Debo decir que a lo largo de sus años de servicio, la actividad más distinguida de Arístides fue la de procreador: tuvo los doce hijos ya mencionados y para trasladarse con ellos por la geografía europea se hizo construir por encargo un Ford de diecisiete plazas (para el matrimonio, los doce hijos y tres ayas). Nunca tuvo dinero y el escaso rédito obtenido de la propiedad familiar en la región de Beira Alta, una gran casona rodeada de fértiles campos, acababa indefectiblemente en las arcas de los bancos como pago de onerosas hipotecas.
Arístides de Sousa Mendes era un hombre triste y solemne, sí. Pero como yo lo apreciaba mucho, creo haber sido el único de todos los que lo conocieron capaz de discernir un curioso sentido del humor en las cosas que hacía y decía. Su modestia era genuina y su paciencia con los rigores de su precaria y aburrida vida, infinita. No me sorprende en absoluto que sucumbiera a los encantos de mademoiselle Cibial aunque ello acabara acarreándole grandes quebraderos de cabeza.
Como amigo, por otra parte, el aspecto para mí más simpático de su personalidad era su modo irreverente y poco respetuoso con la autoridad. En gran medida, este carácter indisciplinado (más fruto del desorden que de otra cosa) le honraba, aunque por desgracia llegó a arruinarle la vida.

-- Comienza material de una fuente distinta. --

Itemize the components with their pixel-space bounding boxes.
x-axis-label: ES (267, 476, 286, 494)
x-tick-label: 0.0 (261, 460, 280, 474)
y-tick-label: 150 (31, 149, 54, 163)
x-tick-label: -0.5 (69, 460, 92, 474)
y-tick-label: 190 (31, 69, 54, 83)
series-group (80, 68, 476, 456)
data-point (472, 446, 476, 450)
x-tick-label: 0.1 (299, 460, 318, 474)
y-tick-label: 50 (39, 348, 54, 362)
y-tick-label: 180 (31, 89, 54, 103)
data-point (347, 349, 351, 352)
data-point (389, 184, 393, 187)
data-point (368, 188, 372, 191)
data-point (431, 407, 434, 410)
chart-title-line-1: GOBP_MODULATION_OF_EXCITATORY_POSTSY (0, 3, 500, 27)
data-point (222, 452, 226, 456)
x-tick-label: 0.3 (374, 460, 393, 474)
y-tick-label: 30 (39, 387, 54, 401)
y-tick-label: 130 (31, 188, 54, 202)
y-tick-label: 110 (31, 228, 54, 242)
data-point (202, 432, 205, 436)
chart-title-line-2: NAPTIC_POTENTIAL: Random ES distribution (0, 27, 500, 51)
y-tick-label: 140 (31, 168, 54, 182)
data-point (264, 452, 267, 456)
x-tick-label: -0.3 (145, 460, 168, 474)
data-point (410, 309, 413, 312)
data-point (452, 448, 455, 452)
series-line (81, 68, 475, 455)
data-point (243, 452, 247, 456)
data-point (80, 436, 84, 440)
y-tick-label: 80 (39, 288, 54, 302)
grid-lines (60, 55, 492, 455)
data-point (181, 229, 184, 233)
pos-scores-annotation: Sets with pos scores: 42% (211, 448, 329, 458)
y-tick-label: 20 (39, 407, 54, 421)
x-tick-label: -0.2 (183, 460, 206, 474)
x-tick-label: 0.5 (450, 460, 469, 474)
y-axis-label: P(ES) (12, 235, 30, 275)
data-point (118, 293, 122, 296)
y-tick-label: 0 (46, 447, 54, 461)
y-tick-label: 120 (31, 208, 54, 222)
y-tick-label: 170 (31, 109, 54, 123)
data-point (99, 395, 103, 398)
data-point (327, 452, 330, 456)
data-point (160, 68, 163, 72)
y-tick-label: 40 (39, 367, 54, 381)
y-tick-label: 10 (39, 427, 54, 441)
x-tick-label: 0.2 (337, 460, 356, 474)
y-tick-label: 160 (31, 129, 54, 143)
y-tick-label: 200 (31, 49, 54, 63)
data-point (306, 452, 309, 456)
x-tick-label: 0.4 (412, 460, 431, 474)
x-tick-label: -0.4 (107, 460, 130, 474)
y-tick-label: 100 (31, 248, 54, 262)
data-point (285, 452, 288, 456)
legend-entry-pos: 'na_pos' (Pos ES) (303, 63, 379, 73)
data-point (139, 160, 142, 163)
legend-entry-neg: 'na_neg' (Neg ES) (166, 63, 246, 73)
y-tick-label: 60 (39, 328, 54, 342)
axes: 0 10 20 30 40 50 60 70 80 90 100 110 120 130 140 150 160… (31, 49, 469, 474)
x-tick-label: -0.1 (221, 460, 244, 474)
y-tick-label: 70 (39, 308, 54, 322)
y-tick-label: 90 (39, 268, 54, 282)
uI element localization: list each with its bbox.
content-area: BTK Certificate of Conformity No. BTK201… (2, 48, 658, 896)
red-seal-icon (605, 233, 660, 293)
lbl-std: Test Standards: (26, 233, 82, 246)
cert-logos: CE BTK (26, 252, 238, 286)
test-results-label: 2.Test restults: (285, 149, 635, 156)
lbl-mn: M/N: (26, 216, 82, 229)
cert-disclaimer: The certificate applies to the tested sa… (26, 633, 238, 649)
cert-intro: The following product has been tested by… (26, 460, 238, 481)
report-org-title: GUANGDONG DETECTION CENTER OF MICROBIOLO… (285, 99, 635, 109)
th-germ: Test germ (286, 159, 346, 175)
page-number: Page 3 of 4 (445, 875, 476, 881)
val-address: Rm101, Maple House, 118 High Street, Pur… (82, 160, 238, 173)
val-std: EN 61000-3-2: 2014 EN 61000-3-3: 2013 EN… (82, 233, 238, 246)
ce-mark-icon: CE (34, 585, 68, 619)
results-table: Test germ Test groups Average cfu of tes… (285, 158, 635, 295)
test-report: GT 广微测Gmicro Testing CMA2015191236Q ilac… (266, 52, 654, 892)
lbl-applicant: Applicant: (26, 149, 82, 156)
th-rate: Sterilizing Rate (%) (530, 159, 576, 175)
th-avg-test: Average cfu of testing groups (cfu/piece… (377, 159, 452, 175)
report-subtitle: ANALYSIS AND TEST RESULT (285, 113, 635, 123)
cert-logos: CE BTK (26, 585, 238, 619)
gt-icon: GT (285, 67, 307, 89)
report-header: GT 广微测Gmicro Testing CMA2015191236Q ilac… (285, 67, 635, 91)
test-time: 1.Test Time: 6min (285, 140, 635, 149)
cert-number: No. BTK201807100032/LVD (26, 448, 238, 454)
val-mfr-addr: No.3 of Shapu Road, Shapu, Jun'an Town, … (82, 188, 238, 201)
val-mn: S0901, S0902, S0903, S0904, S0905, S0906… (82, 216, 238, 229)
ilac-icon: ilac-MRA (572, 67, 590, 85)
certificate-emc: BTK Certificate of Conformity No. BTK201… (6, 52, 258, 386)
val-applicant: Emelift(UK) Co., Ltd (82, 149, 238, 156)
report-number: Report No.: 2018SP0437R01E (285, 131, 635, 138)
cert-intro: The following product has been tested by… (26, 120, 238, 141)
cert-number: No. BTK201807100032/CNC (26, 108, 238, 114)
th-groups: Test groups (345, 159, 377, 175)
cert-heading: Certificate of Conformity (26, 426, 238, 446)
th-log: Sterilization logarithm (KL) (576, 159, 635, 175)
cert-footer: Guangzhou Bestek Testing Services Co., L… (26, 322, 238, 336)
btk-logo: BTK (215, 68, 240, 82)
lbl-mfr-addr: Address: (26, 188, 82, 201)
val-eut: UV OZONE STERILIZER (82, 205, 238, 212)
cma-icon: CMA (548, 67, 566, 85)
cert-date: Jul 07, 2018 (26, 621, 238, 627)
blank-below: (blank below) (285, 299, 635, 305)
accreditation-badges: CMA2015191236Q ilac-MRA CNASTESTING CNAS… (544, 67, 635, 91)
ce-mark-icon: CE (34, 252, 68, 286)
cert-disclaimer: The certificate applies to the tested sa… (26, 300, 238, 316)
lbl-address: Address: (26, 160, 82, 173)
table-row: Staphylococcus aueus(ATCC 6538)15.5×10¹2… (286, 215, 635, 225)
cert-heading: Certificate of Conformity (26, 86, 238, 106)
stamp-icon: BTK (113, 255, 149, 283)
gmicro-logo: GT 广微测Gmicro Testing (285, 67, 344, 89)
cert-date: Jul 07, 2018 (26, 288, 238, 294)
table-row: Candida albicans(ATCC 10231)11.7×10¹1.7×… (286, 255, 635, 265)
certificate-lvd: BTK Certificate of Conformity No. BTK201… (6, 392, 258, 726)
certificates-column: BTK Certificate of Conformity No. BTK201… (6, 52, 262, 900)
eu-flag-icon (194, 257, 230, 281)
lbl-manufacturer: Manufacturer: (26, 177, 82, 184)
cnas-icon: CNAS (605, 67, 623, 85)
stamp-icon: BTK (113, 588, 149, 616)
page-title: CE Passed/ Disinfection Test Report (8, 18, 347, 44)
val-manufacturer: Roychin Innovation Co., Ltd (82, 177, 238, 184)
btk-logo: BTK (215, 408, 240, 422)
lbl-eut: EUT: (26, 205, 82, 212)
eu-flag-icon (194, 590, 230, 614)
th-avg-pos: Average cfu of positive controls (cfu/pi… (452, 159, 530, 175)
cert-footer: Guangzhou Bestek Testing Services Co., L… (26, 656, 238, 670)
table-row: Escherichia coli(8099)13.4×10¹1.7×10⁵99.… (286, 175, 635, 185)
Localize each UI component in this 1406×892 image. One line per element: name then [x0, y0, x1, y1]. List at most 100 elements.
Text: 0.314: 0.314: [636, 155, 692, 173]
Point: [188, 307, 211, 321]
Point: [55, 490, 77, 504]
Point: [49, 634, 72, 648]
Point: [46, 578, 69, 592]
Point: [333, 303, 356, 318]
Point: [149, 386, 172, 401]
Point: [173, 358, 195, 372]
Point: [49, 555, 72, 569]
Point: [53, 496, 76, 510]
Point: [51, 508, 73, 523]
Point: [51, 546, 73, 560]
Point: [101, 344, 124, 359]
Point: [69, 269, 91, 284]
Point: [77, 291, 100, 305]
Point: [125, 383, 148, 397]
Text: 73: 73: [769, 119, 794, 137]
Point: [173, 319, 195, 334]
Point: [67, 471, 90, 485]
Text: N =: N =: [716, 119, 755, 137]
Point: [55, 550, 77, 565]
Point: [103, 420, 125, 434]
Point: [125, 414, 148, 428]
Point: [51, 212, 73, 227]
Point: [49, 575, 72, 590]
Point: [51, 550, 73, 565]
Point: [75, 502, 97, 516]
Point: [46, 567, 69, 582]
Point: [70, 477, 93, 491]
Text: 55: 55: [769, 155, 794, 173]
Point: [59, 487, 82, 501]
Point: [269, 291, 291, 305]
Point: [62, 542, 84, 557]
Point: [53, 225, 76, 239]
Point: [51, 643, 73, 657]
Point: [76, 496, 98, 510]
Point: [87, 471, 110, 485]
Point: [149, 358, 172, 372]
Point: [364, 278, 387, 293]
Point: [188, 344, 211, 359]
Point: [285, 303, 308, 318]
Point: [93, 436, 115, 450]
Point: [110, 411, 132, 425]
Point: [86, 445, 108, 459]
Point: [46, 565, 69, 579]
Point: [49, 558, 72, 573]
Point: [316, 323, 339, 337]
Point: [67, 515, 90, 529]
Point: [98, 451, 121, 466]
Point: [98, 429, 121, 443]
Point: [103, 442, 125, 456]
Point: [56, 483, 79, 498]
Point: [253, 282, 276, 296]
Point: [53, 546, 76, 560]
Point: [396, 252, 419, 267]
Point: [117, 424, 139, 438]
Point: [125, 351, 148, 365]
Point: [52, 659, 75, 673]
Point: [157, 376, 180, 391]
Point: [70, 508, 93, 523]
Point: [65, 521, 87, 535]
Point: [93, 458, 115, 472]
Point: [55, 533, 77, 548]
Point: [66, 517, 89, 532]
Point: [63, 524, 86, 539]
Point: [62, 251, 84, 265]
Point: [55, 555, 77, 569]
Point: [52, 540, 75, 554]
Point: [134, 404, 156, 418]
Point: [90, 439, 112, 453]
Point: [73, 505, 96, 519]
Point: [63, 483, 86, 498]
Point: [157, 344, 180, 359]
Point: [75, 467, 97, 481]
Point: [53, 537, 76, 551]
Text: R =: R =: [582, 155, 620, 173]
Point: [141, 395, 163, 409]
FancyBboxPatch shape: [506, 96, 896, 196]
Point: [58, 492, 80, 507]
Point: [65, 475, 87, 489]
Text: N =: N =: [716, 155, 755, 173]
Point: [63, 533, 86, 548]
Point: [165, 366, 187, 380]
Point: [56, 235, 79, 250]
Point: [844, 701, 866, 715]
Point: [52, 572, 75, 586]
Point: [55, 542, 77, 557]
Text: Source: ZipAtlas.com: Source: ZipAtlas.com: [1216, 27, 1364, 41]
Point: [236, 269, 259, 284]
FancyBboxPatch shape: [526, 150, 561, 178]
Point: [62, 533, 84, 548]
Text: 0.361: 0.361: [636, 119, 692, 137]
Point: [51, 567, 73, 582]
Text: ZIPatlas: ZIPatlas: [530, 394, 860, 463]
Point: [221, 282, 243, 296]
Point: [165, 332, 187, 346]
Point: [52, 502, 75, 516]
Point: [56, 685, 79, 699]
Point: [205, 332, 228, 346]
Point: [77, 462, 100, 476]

Sus enemigos en el ministerio de Lisboa lo tenían en el punto de mira y se abalanzaban sobre él a la menor infracción reglamentaria: un pequeño viaje sin permiso, una demora en la rendición de cuentas consulares, un informe requerido y nunca enviado, mínimas estupideces que Arístides despreciaba con razón (aunque sin tener conciencia de lo que arriesgaba con el desafío) pero que iban cavándole una tumba administrativa cierta. Estoy convencido de que si mi buen amigo hubiera sabido que se le preparaba una jugarreta, se habría reformado para convertirse en un funcionario ejemplar, al menos durante un tiempo. No es que de Sousa fuera un poltrón o un timorato frente a la autoridad; simplemente carecía de imaginación para el pecado de cualquier clase (lo de Mlle. Cibial fue, estoy seguro, la excepción que confirma la regla), era pobre de solemnidad y no quería problemas.